On the day that I got that book from the library, I also picked up one that I saw: the DK Eyewitness Visual Dictionary of the Skeleton. I wish I had found this book years earlier, although parts of it would have probably freaked B out. But it was the perfect B book. I think I'm going to have to buy it. It has photographs of skeletons of tons of animals: penguins, turtles, frogs, elephants....He really loved the book and he's been taking in the car. everywhere we go.


I haven't really read it to him, but I pointed a few things out. I talked about endoskeletons vs exoskeletons. He said that he would rather use the word “vertebrate” for something with an endoskeleton. He's funny like that. If I say it once, as long as it's in his area of interest, he remembers it and that's it. He excitedly pointed out that some animal at the Science Center had an “exoskeleton”. He's good with those terms now.


The book also talks about a third type of skeleton that worms have. I'm a bit lost on it. I automatically think of skeletons being crunchy things. The book defines a skeleton as simply the structure that gives an organism its shape and protects the insides. So, it argues that leaves have skeletons. I'm not really sold on that. I think it dilutes things a bit. But apparently worms have some sort of inner structure that is fluid filled and the book is calling it a skeleton. I had to throughly explain that to B, because he thought that worms had bones, basically.


At the library, T picked out a Magic Schoolbus book and B picked out a picture book about rockets. I read the rocket book to them when we got home. It had great illustrations. I asked B to help me read the last word in each sentence. I don't know why I did that; it annoyed him a little. I was struck that he read words like “built” effortlessly. He hasn't been taught phonics. He turns from instruction. He's just figured it out somehow. At the same time, I can tell that it's work for him every time he sees a word. He can read quite a lot, but he has not put the practice in that would make these words familiar each time he sees them. Therefore, he's not fluent; he has to work each word every time. I'm sure that at some point, he'll feel motivated to do it. He loves books so much.

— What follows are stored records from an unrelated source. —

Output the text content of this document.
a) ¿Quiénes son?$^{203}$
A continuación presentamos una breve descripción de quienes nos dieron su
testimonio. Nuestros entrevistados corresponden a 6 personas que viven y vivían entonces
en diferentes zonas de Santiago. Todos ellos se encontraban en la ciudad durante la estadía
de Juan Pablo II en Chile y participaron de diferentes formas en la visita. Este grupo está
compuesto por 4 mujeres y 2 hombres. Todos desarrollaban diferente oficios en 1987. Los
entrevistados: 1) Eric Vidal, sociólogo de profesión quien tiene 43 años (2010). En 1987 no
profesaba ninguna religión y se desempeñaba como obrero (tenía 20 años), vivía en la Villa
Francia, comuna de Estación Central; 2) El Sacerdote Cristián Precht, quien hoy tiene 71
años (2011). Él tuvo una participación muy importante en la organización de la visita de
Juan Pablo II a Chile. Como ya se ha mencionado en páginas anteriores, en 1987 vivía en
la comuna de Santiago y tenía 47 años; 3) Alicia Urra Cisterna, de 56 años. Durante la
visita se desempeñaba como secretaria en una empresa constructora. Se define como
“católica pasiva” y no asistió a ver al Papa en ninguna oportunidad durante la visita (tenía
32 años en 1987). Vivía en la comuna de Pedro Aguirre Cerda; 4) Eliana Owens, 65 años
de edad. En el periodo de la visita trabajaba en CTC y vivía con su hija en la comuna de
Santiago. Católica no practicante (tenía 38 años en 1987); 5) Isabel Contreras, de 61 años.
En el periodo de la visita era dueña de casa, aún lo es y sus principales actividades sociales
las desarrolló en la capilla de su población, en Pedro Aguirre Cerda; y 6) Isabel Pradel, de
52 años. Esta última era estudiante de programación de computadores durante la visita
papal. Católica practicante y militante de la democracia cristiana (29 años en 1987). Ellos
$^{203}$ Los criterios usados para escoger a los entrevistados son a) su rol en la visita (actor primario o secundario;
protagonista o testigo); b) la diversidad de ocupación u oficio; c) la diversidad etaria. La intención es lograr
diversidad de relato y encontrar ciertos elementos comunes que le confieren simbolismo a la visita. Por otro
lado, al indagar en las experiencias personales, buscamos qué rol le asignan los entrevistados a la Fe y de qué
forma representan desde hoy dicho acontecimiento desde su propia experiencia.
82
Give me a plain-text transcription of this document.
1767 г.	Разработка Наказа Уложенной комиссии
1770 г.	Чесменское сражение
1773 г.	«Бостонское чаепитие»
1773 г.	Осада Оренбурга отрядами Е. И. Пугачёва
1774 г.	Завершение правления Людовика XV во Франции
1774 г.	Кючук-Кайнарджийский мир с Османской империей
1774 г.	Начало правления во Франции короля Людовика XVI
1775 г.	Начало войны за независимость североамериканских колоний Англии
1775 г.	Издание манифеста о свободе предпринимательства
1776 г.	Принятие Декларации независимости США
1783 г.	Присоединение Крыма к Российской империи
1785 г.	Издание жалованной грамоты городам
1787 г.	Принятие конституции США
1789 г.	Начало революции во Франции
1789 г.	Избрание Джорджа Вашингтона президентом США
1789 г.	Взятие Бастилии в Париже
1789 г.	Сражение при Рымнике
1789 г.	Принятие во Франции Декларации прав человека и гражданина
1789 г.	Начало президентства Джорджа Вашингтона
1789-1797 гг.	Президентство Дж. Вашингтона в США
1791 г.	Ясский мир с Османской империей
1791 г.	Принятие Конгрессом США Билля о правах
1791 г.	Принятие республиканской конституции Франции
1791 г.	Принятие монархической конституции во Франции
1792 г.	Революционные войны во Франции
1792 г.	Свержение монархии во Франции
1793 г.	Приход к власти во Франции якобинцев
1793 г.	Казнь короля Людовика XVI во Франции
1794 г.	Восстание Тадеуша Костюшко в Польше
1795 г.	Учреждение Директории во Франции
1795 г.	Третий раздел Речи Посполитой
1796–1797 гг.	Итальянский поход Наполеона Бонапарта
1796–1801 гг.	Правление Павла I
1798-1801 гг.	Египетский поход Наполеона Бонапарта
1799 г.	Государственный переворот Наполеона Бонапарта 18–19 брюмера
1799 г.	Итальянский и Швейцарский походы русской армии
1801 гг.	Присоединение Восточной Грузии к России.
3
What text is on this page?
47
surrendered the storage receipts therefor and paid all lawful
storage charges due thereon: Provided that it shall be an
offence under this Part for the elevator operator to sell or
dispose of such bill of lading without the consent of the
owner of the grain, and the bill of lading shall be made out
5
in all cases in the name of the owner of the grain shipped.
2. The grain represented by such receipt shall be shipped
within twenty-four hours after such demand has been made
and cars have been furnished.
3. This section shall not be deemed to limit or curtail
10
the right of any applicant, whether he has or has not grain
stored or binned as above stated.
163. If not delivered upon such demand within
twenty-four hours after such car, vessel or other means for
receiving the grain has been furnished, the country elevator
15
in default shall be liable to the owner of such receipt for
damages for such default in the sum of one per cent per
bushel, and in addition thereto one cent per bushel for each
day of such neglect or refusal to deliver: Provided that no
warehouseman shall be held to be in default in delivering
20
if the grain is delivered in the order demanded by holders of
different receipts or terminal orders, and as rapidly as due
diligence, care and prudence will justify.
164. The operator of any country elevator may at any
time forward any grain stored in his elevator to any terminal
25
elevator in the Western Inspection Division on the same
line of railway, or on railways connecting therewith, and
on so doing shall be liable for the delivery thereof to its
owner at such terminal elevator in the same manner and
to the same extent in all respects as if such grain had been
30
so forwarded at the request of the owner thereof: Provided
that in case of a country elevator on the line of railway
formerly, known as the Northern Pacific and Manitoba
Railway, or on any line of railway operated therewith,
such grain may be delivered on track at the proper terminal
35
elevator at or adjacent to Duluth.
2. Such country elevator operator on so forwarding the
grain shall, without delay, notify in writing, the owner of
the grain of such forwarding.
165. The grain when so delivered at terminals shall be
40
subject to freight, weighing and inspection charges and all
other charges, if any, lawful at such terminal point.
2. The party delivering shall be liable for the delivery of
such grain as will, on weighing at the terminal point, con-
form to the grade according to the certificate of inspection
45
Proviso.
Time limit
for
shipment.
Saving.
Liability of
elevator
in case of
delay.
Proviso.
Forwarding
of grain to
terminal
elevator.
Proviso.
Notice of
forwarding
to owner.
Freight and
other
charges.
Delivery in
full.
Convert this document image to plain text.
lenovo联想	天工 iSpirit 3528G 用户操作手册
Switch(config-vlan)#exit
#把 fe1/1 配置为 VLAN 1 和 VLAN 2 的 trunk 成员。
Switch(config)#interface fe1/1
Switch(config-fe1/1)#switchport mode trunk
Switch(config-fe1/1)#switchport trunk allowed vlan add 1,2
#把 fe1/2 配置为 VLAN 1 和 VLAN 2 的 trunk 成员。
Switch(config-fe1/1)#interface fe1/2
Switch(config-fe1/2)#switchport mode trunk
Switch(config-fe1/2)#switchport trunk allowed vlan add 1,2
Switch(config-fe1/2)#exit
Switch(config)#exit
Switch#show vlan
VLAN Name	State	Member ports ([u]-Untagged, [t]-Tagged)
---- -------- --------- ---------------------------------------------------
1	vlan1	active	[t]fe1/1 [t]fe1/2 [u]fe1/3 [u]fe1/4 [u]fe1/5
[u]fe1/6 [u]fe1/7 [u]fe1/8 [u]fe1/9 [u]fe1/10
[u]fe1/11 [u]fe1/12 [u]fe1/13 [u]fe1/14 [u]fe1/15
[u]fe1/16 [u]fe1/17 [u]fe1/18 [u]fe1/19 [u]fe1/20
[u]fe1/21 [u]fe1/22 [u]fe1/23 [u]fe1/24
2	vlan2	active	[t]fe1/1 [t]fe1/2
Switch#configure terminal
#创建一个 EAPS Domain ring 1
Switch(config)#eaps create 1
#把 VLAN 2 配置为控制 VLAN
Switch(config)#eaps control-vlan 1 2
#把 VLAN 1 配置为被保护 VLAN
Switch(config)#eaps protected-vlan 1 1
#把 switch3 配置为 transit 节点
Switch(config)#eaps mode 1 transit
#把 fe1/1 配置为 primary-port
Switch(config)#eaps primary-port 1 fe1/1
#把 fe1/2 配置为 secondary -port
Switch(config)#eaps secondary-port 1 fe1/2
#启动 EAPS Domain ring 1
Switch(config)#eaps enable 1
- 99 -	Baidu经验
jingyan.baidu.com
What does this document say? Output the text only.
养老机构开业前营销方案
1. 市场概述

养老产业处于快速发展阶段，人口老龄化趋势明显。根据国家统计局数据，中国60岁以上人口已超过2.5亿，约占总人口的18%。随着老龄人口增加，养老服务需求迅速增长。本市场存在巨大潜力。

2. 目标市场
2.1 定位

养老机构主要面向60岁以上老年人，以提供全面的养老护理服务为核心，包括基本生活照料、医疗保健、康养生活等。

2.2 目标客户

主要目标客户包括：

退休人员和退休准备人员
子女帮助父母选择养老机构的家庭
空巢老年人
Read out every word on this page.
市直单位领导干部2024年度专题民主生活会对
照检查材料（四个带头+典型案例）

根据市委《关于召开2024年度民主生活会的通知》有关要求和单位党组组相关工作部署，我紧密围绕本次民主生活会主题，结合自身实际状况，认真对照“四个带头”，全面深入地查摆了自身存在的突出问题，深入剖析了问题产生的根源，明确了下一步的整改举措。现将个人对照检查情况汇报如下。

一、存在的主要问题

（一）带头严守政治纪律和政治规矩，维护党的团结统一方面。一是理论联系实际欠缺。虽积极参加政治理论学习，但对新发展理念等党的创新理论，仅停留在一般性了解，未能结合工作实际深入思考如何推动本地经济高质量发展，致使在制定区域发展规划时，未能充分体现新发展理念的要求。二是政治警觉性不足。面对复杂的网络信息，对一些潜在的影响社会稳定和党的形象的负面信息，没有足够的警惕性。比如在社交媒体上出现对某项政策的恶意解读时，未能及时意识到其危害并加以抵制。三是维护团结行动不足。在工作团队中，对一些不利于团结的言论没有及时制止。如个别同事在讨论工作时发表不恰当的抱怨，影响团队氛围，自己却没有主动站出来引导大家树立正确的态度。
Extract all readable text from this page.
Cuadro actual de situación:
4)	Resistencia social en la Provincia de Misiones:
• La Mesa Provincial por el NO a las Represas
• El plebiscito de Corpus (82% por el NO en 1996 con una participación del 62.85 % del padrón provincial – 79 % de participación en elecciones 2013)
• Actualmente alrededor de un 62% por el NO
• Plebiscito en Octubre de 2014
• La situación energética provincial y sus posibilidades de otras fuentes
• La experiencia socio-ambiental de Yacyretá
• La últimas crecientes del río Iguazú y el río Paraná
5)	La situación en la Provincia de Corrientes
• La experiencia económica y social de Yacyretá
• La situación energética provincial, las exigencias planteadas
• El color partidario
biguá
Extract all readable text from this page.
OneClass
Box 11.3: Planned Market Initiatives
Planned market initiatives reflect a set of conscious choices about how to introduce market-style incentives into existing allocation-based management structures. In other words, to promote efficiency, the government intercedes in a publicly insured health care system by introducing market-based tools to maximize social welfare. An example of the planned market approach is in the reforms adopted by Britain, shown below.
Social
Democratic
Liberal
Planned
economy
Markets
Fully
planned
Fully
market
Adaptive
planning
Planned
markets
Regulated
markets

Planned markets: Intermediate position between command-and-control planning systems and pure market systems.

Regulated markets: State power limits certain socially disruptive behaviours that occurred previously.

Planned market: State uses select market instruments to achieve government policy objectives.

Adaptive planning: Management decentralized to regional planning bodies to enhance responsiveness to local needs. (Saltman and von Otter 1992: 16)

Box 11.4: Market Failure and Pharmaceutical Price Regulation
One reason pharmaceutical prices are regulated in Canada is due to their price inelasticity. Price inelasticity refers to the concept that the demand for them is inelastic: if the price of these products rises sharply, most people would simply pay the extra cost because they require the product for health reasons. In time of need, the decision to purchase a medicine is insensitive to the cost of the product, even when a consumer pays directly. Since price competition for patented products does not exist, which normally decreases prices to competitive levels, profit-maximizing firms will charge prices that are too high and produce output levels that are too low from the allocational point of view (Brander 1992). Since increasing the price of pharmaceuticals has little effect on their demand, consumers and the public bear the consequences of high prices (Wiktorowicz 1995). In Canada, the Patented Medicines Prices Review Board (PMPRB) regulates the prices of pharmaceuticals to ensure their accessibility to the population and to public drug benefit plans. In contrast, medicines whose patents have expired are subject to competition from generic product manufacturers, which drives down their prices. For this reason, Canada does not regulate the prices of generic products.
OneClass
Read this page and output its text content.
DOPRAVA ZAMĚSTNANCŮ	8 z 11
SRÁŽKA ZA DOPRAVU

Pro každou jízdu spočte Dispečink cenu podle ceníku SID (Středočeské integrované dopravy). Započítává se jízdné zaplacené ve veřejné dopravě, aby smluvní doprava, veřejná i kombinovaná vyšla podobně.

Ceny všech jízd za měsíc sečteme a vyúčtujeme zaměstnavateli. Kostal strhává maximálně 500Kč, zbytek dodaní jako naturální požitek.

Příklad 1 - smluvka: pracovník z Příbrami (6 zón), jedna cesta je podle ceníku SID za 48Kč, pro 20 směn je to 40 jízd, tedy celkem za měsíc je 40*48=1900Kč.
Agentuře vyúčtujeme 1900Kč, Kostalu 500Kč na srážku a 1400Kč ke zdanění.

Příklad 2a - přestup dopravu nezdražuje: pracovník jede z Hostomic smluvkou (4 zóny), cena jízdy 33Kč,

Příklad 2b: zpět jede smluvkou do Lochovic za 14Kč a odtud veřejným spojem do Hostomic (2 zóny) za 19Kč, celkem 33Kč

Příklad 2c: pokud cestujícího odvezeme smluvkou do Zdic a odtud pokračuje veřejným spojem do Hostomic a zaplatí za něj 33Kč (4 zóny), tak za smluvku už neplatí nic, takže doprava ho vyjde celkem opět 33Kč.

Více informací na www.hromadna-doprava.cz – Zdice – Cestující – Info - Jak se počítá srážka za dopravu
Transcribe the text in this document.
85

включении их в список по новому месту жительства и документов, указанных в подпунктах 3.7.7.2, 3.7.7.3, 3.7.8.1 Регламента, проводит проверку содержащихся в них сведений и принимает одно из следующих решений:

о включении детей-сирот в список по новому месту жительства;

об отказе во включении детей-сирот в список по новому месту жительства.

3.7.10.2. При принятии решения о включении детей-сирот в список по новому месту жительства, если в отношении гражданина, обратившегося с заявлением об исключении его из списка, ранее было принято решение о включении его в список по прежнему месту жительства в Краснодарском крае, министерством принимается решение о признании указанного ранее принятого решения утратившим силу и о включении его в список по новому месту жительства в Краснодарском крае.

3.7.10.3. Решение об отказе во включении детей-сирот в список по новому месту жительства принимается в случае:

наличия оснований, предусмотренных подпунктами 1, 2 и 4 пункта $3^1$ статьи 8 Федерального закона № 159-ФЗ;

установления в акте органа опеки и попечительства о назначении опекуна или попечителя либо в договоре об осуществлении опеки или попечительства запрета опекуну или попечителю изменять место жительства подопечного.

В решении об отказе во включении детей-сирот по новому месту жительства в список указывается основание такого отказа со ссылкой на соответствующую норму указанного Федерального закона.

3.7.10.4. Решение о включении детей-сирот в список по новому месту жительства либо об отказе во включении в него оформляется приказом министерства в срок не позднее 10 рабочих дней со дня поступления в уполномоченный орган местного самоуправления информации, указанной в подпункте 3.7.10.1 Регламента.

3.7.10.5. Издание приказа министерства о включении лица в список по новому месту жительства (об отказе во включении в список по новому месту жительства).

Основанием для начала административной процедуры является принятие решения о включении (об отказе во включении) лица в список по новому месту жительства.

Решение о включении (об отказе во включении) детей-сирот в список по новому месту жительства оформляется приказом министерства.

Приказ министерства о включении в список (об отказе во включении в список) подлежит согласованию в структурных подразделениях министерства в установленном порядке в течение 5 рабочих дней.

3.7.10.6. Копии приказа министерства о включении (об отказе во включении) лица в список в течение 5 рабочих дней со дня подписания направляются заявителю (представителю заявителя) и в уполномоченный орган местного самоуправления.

He listened to “Henry Huggins and the Paper Route” on tape the other day. It took him 3 consecutive hours of laying in the floor to get through it. Actually, I did make him stop it for 15 minutes so we could have lunch; he complained about that. He wanted to listen to the whole thing again the next day. That's when we headed out to the library and I picked up some more audio books for him: Henry Huggins (the original) and Charlie and the Chocolate Factory. He keeps asking me to listen to them, but we've been so busy this weekend. I'm thinking about getting him his own small CD player. I could give him my old personal CD player, but it skips if you don't hold it exactly level. He needs something, but then T would probably be into it.


I meant to say that when we read the rocket picture book, T also wanted to read the words at the ends of sentences. I figured we'd humor him. Imagine my surprise when he sounded out “dahy” or “die” for the word “day”. He didn't sound any others out, but we think it's starting to click for him. The other day at the park, he was staring at a sign and he said, “That says 'exit'.” I also meant to say that my curiosity got the best of me and I had asked him to help me write some words a week ago. This was after the joking/chicken exchange. I said the words slowly and helped him sound them out. He wrote them. For “joking”, T wrote “jokk”. He wrote “ht” for “hat” and “bid” for “bed”.


I think that's everything we've done in this past week. Tomorrow, we meet up with friends for the day.